Not pissing off the United States? My understanding is that most Central and some South American countries have had their governments intentionally destabilised by the US because they were perceived as too left wing.
This has to be a huge part and it's sad but not surprising that you're being downvoted here. Almost every other country in Latin America has either been invaded by the US, or has gone through US-backed coups, economic sanctions during the cold war, etc.
Tensions between government and the opposition, supported by the CIA, caused the short-lived Costa Rican Civil War of 1948 that ended Calderón's government and led to the short de facto rule of 18 months by José Figueres Ferrer.
Sounds like he had an interesting relationship with the CIA, to say the least:
>"At the time, I was conspiring against the Latin American dictatorships and wanted help from the United States", he recalled. "I was a good friend of Allen Dulles."
>"Anyway", Mr. Figueres went on, "the C.I.A.'s Cultural Department helped me finance a magazine and some youth conferences here. But I never participated in espionage. I did beg them not to carry out the Bay of Pigs invasion of Cuba, which was madness, but they ignored me."
>Figueres backed the leftist Sandinista revolution in neighboring Nicaragua that overthrew dictator Anastasio Somoza Debayle in 1979. He railed against U.S. policy when the United States supported Nicaragua's Contra guerrillas.
It also reads as though his 1958 testimony before Congress [0] shamed the CIA into facilitating the assassination of Rafael Trujillo, a bloody right-wing dictator who Figueres all but named:
>"If you’re going to speak of human dignity in Russia, why is it so hard to speak of human dignity in the Dominican Republic? Where is intervention and where is non-intervention? Is it that a simple threat, a potential one, to your liberties, is, essentially, more serious than the kidnapping of our liberties?"

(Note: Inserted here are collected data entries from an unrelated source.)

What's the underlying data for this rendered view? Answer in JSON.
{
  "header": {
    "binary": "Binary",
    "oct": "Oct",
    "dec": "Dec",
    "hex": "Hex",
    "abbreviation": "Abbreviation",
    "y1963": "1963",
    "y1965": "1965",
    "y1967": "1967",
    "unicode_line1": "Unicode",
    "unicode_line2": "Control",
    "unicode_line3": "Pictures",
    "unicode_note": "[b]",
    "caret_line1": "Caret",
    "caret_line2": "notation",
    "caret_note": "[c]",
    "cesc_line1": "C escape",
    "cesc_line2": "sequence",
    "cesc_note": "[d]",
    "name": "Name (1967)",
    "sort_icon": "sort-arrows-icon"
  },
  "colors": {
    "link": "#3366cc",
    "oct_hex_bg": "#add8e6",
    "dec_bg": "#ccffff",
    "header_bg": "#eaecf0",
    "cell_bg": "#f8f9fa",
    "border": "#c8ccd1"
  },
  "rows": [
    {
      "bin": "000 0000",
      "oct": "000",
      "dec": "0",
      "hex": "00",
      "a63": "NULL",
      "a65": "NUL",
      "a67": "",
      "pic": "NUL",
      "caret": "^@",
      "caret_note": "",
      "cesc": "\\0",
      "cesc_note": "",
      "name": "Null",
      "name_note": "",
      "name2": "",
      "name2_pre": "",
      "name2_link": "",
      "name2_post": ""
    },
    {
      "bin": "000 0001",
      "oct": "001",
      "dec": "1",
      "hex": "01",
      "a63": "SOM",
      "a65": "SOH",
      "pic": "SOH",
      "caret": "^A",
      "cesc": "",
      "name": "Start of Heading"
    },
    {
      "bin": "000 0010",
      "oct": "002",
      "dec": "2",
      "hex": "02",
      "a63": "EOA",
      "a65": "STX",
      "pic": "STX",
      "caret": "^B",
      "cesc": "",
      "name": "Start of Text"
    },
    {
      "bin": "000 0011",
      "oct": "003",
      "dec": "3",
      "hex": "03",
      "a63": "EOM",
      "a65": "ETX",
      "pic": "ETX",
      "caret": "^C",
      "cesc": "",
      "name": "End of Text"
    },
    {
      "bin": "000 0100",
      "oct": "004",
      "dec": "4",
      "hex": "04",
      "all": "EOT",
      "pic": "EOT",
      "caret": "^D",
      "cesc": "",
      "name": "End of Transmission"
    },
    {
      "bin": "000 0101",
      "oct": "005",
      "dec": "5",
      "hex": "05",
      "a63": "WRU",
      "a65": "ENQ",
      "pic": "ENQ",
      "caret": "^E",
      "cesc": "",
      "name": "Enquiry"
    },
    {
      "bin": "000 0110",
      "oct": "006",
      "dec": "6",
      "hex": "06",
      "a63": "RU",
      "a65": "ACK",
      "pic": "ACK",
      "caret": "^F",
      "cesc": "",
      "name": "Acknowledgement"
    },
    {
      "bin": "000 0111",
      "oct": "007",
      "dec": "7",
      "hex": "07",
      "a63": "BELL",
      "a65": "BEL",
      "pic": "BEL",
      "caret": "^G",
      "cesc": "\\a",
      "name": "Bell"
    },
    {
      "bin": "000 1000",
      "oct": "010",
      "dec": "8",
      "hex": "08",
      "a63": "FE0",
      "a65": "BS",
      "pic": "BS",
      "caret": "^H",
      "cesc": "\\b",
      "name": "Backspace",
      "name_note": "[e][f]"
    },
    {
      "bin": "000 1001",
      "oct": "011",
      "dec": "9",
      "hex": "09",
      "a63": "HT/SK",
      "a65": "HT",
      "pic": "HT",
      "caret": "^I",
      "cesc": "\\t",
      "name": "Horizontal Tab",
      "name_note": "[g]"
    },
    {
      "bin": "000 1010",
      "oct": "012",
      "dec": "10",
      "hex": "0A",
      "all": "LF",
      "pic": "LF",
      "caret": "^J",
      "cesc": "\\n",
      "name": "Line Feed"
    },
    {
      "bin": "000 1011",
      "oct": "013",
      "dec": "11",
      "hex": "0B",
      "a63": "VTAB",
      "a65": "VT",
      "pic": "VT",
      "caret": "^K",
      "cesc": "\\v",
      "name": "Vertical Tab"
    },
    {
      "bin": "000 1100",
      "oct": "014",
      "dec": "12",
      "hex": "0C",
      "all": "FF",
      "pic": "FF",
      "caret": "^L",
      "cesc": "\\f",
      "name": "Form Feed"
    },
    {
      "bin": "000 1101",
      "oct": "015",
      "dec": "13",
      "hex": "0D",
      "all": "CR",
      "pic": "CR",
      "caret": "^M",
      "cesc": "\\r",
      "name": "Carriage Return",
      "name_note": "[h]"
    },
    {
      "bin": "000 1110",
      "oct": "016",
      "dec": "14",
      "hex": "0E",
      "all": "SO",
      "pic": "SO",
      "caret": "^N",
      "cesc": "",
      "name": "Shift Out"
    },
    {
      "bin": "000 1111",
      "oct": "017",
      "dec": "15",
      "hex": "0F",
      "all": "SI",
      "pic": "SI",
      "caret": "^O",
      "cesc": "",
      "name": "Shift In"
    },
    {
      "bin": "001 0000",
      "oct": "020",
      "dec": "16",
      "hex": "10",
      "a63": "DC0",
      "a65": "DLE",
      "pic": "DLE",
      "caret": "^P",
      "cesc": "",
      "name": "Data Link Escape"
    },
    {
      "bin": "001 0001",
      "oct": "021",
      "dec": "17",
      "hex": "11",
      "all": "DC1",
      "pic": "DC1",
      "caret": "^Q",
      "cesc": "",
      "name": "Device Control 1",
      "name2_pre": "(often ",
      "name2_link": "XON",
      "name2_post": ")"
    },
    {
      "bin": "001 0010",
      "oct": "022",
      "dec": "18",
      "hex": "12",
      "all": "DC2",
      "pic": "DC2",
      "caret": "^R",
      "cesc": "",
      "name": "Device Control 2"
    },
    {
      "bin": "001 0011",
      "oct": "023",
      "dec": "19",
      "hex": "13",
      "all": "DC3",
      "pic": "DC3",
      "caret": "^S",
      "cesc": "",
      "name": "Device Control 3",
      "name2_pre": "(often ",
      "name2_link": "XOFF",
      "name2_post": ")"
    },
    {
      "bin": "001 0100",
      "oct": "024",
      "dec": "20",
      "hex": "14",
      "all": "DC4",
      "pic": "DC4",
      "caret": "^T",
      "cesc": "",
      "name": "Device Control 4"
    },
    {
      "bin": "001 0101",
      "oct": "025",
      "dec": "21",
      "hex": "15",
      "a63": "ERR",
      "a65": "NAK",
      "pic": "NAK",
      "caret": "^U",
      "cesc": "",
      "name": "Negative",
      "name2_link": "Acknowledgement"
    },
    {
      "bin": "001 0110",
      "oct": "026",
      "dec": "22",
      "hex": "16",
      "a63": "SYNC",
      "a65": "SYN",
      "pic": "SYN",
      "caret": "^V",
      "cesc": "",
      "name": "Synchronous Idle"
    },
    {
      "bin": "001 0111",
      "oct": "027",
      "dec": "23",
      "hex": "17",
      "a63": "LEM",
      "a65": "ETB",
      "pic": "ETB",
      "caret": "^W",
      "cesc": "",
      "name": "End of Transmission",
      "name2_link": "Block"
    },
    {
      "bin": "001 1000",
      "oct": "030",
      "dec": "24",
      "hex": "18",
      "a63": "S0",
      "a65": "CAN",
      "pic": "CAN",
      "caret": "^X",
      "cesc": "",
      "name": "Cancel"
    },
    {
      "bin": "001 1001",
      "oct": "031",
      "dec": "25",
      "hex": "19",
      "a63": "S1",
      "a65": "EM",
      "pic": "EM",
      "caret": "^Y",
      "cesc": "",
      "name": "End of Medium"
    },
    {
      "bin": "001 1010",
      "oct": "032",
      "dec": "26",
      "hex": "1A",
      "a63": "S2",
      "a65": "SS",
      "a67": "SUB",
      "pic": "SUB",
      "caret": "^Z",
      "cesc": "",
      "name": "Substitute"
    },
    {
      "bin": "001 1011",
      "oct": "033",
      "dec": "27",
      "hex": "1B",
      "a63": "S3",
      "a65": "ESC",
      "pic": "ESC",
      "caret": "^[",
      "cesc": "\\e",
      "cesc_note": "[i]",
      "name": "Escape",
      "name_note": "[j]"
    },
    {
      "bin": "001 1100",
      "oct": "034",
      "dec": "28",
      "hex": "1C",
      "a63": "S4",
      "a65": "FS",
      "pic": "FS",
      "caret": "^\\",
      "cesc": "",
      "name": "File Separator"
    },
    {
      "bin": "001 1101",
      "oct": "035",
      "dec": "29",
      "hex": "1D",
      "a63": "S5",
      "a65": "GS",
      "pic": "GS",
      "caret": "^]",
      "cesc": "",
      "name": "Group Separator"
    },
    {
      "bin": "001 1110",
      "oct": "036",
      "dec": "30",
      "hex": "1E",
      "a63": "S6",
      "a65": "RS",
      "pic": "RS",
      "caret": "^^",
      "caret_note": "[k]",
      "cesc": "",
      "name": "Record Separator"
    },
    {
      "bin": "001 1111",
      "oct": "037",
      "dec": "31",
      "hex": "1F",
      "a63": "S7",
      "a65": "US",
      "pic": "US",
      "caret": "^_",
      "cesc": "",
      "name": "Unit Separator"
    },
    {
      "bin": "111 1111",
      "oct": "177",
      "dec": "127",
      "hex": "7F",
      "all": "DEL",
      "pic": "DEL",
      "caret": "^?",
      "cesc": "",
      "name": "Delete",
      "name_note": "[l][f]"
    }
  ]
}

>With Figueres as sponsor, Bosch and Ornes agreed to form a coalition government in anticipation of the overthrow of dictator Rafael Trujillo.
Such a fascinating figure. Amazed I never knew his name before now.
Wow, Ferrer was brilliant. He made friends with the devil, and kept the devil looking elsewhere. One suspects this was also thanks to the fact that Costa Rica had no oil or fruit plantations...
With respect to the coup mentioned upthread, it's notable that Ferrer instituted largely the same reforms proposed by Calderón and previously instituted in USA by FDR. That took courage.
Yeah, not strictly zero intervention of course (a socialist won a democratic election and the US wasn't going to have it), but compared to other countries it was shorter-lived and longer ago.